La coordination des soins permet également aux médecins de disposer de plus de temps pour la prévention et l’éducation thérapeutique, poursuit Christian Jeambrun. Mais, il déplore qu’un élément essentiel manque encore aujourd’hui : le dossier médical personnel (DMP).
Une nécessité.
D’autres professionnels de santé plaident également pour davantage de coopération. Car aujourd’hui, « les patients sont saucissonnés entre différents praticiens qui ne communiquent pas entre eux », relève Annick Touba, présidente du syndicat national des infirmières et infirmiers libéraux (SNIIL). « Nous devons aller vers un changement des mentalités », insiste-t-elle.
Les pouvoirs publics semblent en avoir conscience. Face à l’évolution de la démographie médicale et au vieillissement de la population, « la coordination des soins devient une nécessité », affirme ainsi Monique Weber, de la Caisse nationale d’assurance-maladie (CNAM). « Il ne faut pas coopérer pour coopérer, mais avec l’idée d’une meilleure qualité des soins et d’une meilleure efficience pour le patient », ajoute-t-elle. « L’assurance-maladie a toujours vu la coopération d’un très bon œil et a toujours favorisé des expériences », souligne-t-elle, citant en exemple l’expérimentation de coopération entre généralistes et infirmières ASALEE** ou l’accord pour développer les génériques signé entre l’assurance-maladie, les médecins et les pharmaciens.

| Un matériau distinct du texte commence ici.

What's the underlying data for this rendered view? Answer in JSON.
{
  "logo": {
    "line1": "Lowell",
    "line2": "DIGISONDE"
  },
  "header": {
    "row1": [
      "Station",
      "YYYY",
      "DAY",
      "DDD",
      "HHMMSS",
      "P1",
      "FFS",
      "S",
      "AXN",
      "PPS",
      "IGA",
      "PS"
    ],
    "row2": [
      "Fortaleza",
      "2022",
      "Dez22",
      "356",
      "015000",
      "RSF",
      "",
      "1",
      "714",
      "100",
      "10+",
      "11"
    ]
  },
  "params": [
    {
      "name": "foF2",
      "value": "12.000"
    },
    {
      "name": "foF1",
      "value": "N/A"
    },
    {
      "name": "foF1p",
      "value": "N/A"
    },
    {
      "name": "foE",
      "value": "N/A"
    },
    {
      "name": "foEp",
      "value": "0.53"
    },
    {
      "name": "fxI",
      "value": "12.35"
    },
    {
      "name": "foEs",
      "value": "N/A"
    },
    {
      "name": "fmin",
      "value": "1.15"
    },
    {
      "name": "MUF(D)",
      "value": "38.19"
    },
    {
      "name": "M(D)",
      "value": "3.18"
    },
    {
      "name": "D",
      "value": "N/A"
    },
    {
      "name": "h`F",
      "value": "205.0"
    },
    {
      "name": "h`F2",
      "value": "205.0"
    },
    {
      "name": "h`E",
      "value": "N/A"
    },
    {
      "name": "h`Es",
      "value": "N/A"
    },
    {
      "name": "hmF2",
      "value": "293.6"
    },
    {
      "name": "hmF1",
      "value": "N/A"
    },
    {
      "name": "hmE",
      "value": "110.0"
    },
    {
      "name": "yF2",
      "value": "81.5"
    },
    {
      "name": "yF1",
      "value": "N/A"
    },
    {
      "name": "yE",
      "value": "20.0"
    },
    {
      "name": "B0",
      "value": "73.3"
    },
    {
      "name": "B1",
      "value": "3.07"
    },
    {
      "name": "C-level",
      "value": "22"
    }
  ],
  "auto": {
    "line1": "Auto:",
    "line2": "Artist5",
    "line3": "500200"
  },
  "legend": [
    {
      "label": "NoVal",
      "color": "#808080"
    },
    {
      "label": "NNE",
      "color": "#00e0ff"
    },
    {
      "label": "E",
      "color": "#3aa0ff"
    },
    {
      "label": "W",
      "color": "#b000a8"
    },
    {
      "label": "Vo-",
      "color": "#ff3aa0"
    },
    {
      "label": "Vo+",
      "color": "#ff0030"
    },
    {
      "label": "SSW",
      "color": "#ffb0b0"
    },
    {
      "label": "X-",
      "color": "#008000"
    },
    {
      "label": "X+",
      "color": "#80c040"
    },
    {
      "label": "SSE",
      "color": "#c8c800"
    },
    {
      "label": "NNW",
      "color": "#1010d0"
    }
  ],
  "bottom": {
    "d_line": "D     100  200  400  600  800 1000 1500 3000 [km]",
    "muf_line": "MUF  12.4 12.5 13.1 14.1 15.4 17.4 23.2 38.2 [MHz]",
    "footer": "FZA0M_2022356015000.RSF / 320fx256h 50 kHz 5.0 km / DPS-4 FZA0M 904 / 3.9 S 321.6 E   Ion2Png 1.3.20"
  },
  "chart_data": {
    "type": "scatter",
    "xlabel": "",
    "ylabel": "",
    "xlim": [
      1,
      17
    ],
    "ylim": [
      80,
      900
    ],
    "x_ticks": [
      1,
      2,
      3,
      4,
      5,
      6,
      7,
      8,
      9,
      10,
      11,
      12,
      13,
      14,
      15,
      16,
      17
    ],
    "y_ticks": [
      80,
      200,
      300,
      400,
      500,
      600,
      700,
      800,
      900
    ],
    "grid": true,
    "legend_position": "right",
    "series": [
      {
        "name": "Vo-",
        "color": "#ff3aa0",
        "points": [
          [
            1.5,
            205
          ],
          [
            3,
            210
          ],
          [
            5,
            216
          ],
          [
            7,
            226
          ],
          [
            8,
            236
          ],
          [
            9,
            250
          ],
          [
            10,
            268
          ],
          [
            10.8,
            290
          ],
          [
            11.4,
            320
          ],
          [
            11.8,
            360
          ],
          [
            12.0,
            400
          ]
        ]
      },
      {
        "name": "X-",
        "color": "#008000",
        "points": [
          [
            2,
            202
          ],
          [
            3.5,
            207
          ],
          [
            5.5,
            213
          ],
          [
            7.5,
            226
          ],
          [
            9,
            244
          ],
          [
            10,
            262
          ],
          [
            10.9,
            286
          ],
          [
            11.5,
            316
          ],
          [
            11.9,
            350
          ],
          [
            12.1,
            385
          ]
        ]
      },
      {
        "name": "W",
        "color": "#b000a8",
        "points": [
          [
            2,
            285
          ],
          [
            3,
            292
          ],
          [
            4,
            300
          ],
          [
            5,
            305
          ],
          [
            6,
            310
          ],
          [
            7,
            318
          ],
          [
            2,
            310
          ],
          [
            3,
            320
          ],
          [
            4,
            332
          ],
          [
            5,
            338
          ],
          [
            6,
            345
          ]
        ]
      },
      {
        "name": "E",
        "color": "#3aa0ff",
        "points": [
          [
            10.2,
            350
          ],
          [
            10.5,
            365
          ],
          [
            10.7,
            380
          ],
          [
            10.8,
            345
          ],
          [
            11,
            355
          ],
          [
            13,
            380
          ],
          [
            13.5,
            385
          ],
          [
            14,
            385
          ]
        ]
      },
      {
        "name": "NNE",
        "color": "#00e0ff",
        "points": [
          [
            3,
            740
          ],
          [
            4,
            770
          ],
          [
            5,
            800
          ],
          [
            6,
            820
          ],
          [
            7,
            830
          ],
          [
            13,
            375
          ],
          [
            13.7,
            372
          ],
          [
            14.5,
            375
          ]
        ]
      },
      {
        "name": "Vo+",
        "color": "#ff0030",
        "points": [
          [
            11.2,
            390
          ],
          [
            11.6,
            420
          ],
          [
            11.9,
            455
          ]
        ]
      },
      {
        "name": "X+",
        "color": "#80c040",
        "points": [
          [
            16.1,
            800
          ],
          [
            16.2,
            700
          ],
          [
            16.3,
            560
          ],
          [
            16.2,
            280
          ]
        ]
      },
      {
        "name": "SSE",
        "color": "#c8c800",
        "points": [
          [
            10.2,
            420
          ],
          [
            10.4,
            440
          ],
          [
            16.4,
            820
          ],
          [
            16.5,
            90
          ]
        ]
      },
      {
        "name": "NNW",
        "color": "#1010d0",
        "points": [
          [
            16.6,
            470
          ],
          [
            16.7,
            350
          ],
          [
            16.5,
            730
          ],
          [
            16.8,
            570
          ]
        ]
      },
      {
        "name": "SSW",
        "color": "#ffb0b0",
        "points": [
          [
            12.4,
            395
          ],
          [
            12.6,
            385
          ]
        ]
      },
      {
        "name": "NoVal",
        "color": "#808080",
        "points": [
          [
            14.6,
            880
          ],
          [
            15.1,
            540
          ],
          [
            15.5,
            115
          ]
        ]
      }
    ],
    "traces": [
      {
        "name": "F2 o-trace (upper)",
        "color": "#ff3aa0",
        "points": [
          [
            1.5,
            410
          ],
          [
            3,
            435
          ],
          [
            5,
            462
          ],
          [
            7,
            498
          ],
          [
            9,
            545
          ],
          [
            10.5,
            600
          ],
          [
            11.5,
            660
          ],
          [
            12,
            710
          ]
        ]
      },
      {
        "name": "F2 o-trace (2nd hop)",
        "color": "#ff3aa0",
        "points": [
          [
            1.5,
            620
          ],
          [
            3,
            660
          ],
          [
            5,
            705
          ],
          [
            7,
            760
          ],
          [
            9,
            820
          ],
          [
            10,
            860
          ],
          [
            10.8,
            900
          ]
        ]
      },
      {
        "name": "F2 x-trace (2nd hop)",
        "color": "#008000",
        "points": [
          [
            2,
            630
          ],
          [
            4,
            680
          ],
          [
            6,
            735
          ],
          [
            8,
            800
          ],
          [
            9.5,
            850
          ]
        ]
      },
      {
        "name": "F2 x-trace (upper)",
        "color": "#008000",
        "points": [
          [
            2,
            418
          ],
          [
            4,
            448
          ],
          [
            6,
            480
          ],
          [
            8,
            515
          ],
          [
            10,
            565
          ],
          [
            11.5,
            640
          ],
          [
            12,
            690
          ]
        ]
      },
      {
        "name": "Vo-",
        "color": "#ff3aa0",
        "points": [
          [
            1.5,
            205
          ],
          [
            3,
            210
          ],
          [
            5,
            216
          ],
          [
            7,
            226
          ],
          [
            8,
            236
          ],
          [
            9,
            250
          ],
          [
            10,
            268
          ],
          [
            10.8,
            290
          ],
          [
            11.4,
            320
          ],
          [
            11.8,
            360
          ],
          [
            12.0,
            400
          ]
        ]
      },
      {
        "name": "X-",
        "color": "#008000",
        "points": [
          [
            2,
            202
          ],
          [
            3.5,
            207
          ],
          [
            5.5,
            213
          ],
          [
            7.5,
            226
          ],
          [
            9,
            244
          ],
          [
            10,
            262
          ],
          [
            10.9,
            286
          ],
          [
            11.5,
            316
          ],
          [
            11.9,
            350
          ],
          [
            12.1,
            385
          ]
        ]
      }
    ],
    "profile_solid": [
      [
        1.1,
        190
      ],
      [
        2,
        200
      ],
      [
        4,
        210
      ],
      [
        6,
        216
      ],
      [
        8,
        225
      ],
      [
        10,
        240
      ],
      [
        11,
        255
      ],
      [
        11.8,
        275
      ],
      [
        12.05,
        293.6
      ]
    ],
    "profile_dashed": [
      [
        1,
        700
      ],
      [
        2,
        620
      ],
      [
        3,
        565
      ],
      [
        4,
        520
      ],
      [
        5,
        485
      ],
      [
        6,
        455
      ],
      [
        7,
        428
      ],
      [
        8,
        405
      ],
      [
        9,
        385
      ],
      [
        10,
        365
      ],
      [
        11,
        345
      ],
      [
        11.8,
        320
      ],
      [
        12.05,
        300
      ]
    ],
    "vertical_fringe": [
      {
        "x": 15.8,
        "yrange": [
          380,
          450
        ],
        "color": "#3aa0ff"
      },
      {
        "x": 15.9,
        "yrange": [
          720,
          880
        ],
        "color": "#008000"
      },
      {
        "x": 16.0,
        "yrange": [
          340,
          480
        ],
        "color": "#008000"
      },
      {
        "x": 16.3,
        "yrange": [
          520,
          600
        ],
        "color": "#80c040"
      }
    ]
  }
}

Les chroniques avant tout.
Malgré les divergences, les différents acteurs s’accordent au moins sur un point : la coopération doit avant tout s’intéresser aux patients en ALD. « La coordination ne doit pas concerner le premier recours, mais les patients lourds et chroniques », estime ainsi Gilles Bonnefond, président délégué de l’USPO. Avis partagé par Alain Bergeau, pour qui il faut également se concentrer sur le maintien à domicile et la sortie de l’hôpital. « Le coordinateur, ou professionnel « repère », ne doit pas être forcément le médecin, mais le professionnel de santé qui voit le plus souvent le malade, souligne le président de l’UNPS. Le médecin traitant reste le chef d’orchestre. » « Essayons de construire ensemble quelque chose de nouveau », conclut-il. Les malades semblent, eux, l’appeler de leurs vœux depuis longtemps.
** Action de santé libérale en équipe.